This file photo shows the Israeli settlement of Maale Adumim in the Israeli-occupied West Bank. (Photo by Reuters)

The Israeli cabinet has approved the "legalization" of five settlement outposts in the occupied West Bank, and further sanctions on the Palestinian Authority for supporting cases against the regime in international courts.

"The Security Cabinet authorized one outpost for every country that unilaterally recognized Palestine as a state in the last month," Israel’s extremist finance minister Bezalel Smotrich said late Thursday night.

Last month, Spain, Ireland and Norway formally recognized the Palestinian state, joining over 140 UN member states that have recognized its statehood over the past four decades.

Slovenia and Malta have also indicated they plan to formally recognize the state of Palestine.

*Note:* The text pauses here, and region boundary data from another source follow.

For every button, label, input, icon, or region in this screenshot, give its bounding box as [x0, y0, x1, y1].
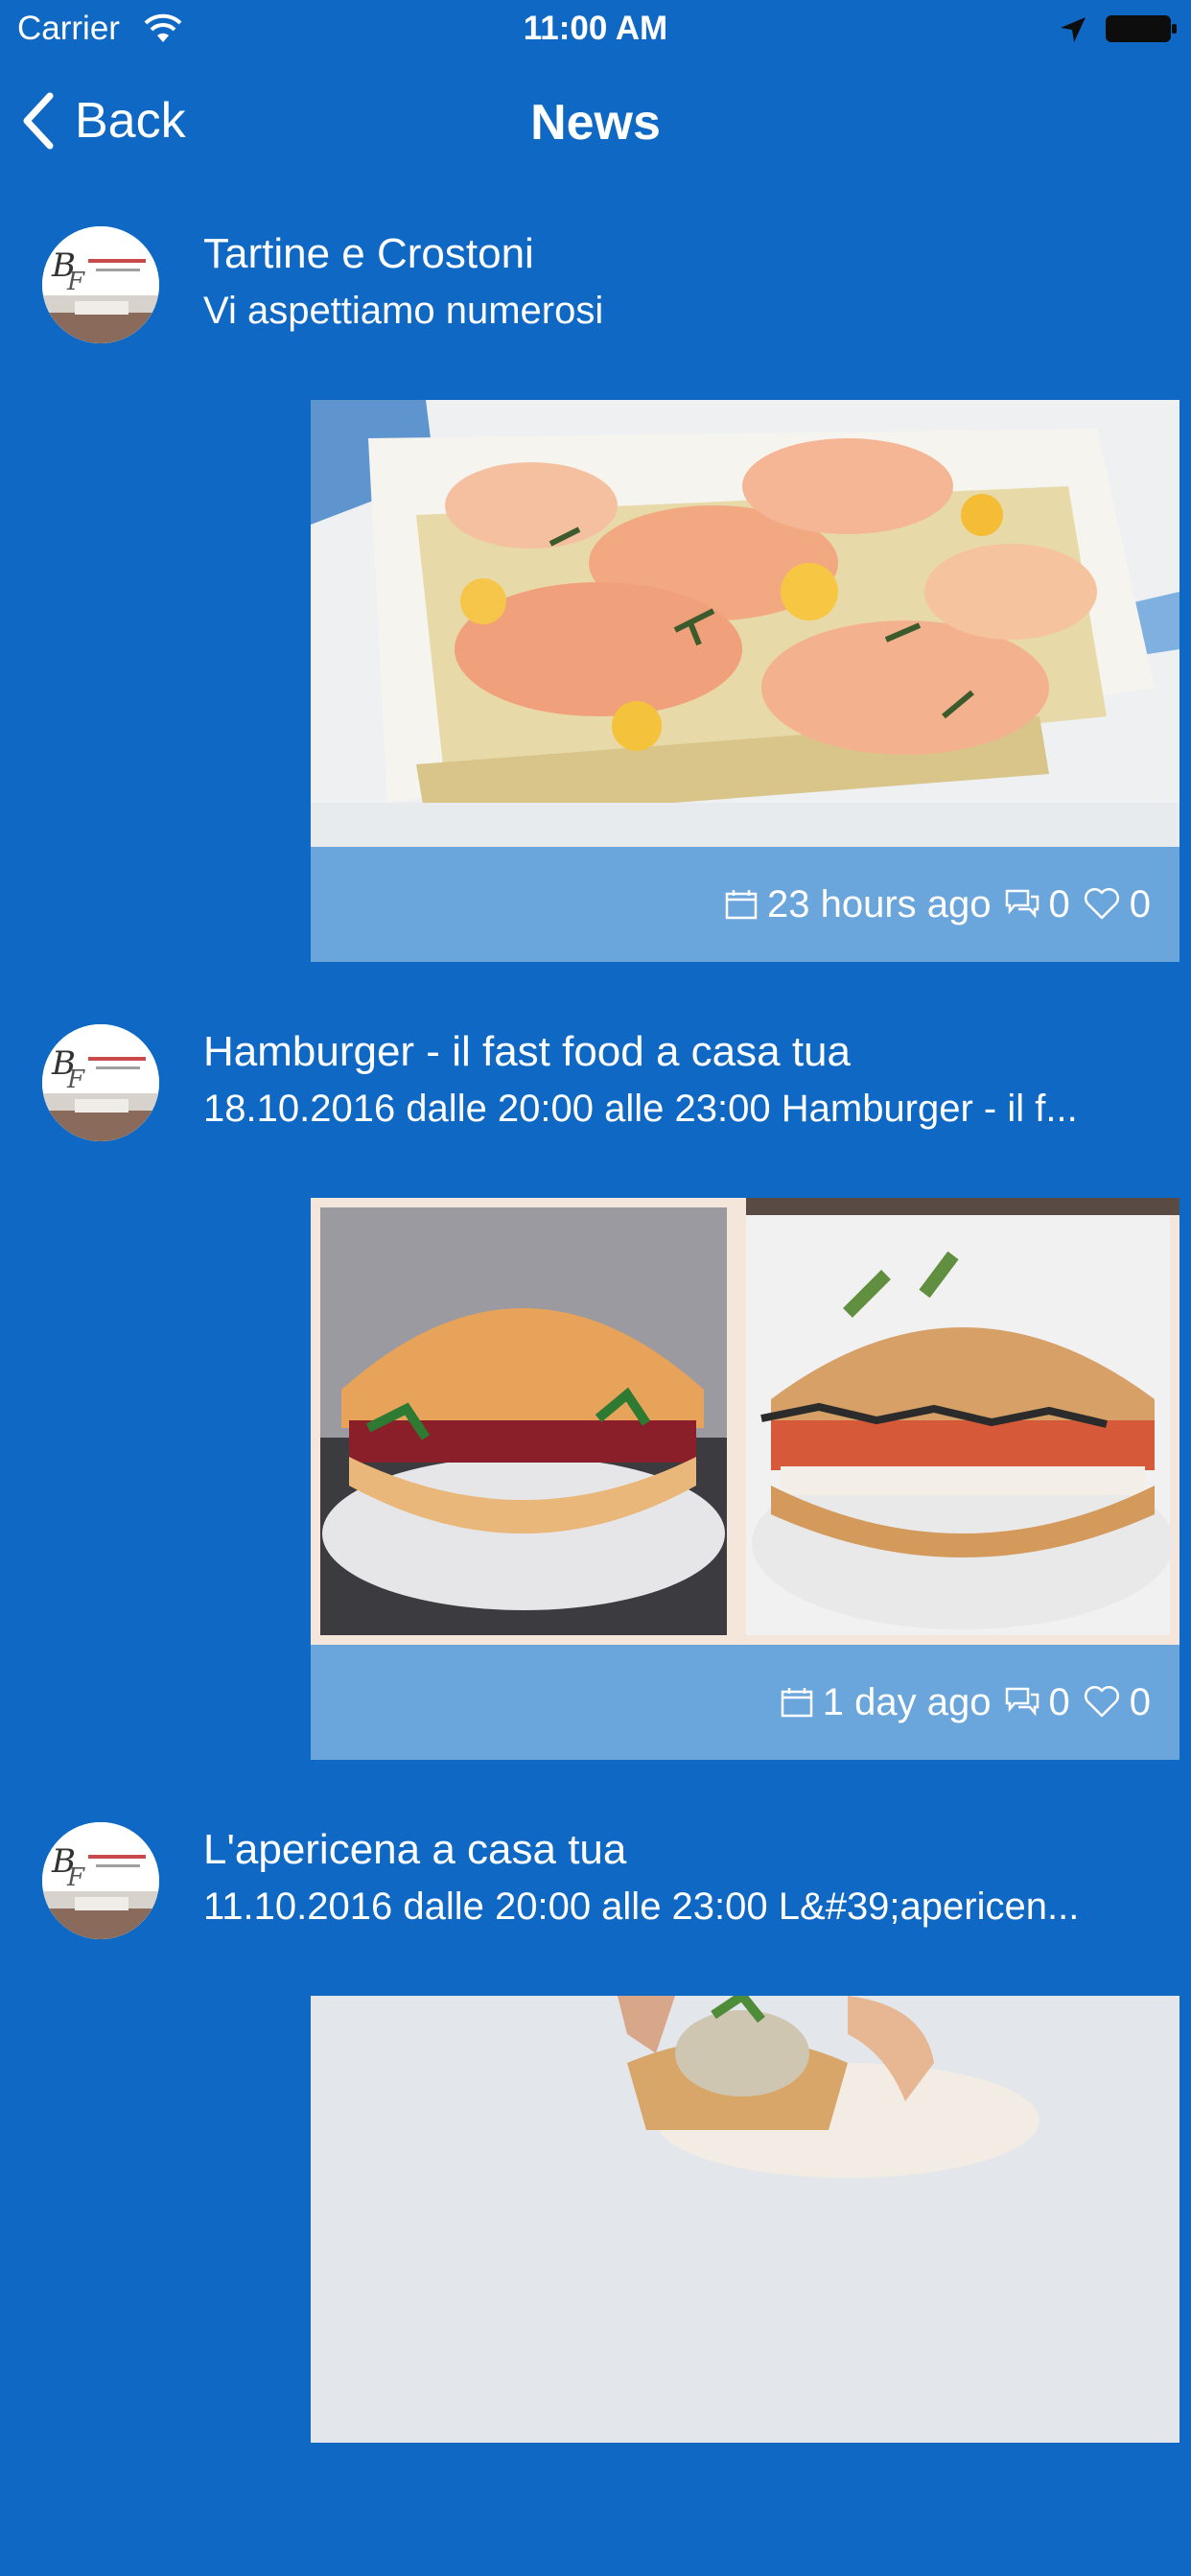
status-time: 11:00 AM: [523, 10, 668, 47]
news-image: [311, 1996, 1179, 2443]
comment-icon[interactable]: [1005, 888, 1039, 921]
news-item[interactable]: B F L'apericena a casa tua 11.10.2016 da…: [0, 1778, 1191, 2576]
page-title: News: [530, 95, 661, 151]
news-item[interactable]: B F Hamburger - il fast food a casa tua …: [0, 980, 1191, 1778]
heart-icon[interactable]: [1084, 888, 1120, 921]
navigation-bar: Back News: [0, 58, 1191, 182]
svg-text:F: F: [66, 268, 85, 296]
news-title: Hamburger - il fast food a casa tua: [203, 1028, 851, 1075]
news-meta-bar: 23 hours ago 0 0: [311, 847, 1179, 962]
news-time-ago: 23 hours ago: [766, 882, 992, 925]
news-time-ago: 1 day ago: [822, 1680, 992, 1723]
comment-count: 0: [1048, 882, 1070, 925]
location-arrow-icon: [1059, 15, 1087, 44]
battery-icon: [1105, 13, 1178, 44]
news-subtitle: 11.10.2016 dalle 20:00 alle 23:00 L&#39;…: [203, 1885, 1080, 1928]
news-title: L'apericena a casa tua: [203, 1826, 627, 1873]
news-meta-bar: 1 day ago 0 0: [311, 1645, 1179, 1760]
like-count: 0: [1129, 1680, 1151, 1723]
news-feed: B F Tartine e Crostoni Vi aspettiamo num…: [0, 182, 1191, 2576]
svg-text:F: F: [66, 1066, 85, 1094]
avatar: B F: [42, 1024, 159, 1141]
calendar-icon: [725, 889, 758, 920]
avatar: B F: [42, 1822, 159, 1939]
calendar-icon: [781, 1687, 813, 1718]
news-title: Tartine e Crostoni: [203, 230, 534, 277]
news-image: [311, 1198, 1179, 1645]
status-bar: Carrier 11:00 AM: [0, 0, 1191, 58]
news-item[interactable]: B F Tartine e Crostoni Vi aspettiamo num…: [0, 182, 1191, 980]
news-subtitle: 18.10.2016 dalle 20:00 alle 23:00 Hambur…: [203, 1088, 1078, 1130]
svg-text:F: F: [66, 1863, 85, 1892]
like-count: 0: [1129, 882, 1151, 925]
heart-icon[interactable]: [1084, 1686, 1120, 1719]
avatar: B F: [42, 226, 159, 343]
comment-icon[interactable]: [1005, 1686, 1039, 1719]
news-image: [311, 400, 1179, 847]
comment-count: 0: [1048, 1680, 1070, 1723]
news-subtitle: Vi aspettiamo numerosi: [203, 290, 604, 332]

The five settlement outposts are Evyatar, Givat Assaf, Sde Efraim, Heletz, and Adorayim.

The extremist minister said that sanctions against the Palestinian authority came after "weeks of discussion" and were an "appropriate response" to the Palestinian Authority’s activity against the regime at the International Court of Justice, the International Criminal Court, and the United Nations.

The sanctions include the cancellation of exit visas for PA officials.

Further restrictions were also declared regarding Palestinian construction in Area B of the West Bank, which is under the Palestinian Authority’s administration, in violation of signed agreements.

According to the Smotrich-proposed measures, the so-called Higher Planning Council for the West Bank is also expected to meet to advance the approval of thousands of additional settler units in the occupied territory.

More than 600,000 Israelis live in over 230 settlements built since the 1967 Israeli occupation of the West Bank and East al-Quds.

The international community views the settlements – hundreds of which have been built across the West Bank since Israel’s occupation of the territory in 1967 – as illegal under international law and the Geneva Conventions due to their construction on the occupied territories.

Palestinians want the West Bank as part of a future independent state with East al-Quds as its capital.